BloodRayne: The Third Reich (Blu-ray Review)
1 Jul, 2011 By: John Latchem
Street 7/5/11
Phase 4
Fantasy Action
$29.99 DVD or Blu-ray
Not rated.
Stars Natassia Malthe, Clint Howard, Michael Paré, Brendan Fletcher.
According to German director Uwe Boll, people watch vampire movies to see blood and sex. At least BloodRayne: The Third Reich delivers on that front.
Reich is the third film based on the “BloodRayne” video game franchise, and the latest video game adaptation for Boll, whose penchant for slickly produced schlock earned him a 2009 Razzie for Worst Career Achievement. To complete the honor, the Golden Raspberry Award Foundation dubbed him “Germany’s answer to Ed Wood.”
The franchise depicts the tale of Rayne, who is a dhampir, a special breed of vampire also known as a daywalker, with all the strengths of vampires (such as immortality) but none of the weaknesses (basically a female version of Blade). The first film (with Kristanna Loken in the title role) placed Rayne in the 1700s fighting the vampire king who created her, and the second (with Natassia Malthe replacing Loken) pitted Rayne against a vampire version of Billy the Kid in the Old West.
The lithesome Malthe returns as Rayne in the third film and actually gets naked this time around.
As the title suggests, the film features the intriguing combination of Nazis and vampires. In 1943, Rayne finds herself fighting a generic Nazi garrison on the eastern front of World War II, teaming with a resistance group to free Jews as they’re sent to concentration camps. During an attack that opens the film, she attempts to kill a Nazi commandant (Michael Paré, who has played a different character in each film) but accidentally mixes her blood with his, making him a dhampir as well.
As the commandant begins making his own army of vampires, a local Dr. Mengele-type hopes to capture Rayne to use her blood to create an immortality serum for Hitler. The doctor is played with relish by ‘B’-movie icon Clint Howard, who seems like he was born for the part.
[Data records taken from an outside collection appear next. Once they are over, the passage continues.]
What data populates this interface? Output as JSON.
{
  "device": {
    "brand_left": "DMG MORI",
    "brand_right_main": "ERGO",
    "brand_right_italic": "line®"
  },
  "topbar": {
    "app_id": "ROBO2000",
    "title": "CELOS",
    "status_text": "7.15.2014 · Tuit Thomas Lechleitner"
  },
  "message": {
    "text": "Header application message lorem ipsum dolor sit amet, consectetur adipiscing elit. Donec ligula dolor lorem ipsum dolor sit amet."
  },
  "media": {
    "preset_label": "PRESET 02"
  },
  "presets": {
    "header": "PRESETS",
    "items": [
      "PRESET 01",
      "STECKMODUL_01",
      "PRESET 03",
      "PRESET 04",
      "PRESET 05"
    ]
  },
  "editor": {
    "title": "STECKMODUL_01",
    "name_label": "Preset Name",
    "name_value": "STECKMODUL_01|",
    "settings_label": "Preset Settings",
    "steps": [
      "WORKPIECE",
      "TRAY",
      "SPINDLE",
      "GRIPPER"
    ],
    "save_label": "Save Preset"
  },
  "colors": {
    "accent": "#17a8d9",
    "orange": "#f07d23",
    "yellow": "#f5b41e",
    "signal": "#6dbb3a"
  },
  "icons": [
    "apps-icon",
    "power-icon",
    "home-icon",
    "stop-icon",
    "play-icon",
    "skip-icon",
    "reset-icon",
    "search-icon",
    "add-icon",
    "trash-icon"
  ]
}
One of the intriguing notions of supernatural fiction is the story potential for depicting fantasy or sci-fi elements affecting historical events. X-Men: First Class provides a good example of this by putting the mutants in the middle of the Cuban Missile Crisis. (And don’t overlook Transformers: Dark of the Moon with its alternate take on the lunar landing.)
Too much about Reich, however, is generic. None of the Nazis are actually named other than by their rank or title (a purposeful stylistic choice), and most of the dialogue seems like it could come from other vampire movies.
The movie is 80 minutes but feels longer, until it just kind of suddenly ends. There’s plenty of fighting, gun battles and swordplay, but what should be an epic final battle concludes way too quickly.
The fact that Rayne fights Nazis already makes it more faithful to the video game than its predecessors, although Boll comments that he always envisioned the “BloodRayne” movies as a trilogy, with the first two establishing more of the character’s history. (Viewers can decide for themselves how full of it they think Boll is.)
In addition to the commentary, the disc includes a half-hour making-of featurette that pads its running time with extended clips from the movie. There are plenty of interviews with Boll and castmembers, who defend Boll against the usual criticism he gets for his movies (from people who always line up to watch them anyway). We also learn Malthe named her dog Sookie, after the character on “True Blood.”
There’s also a five-minute interview with screenwriter Michael Nachoff, who is very honest about the production process not favoring writers. (As we hear in the making-of, about half the dialogue was improvised on set). After watching all the extras, there’s probably little the audience won’t know about the making of Reich.
Note: The DVD version comes with a digital copy, while the Blu-ray does not.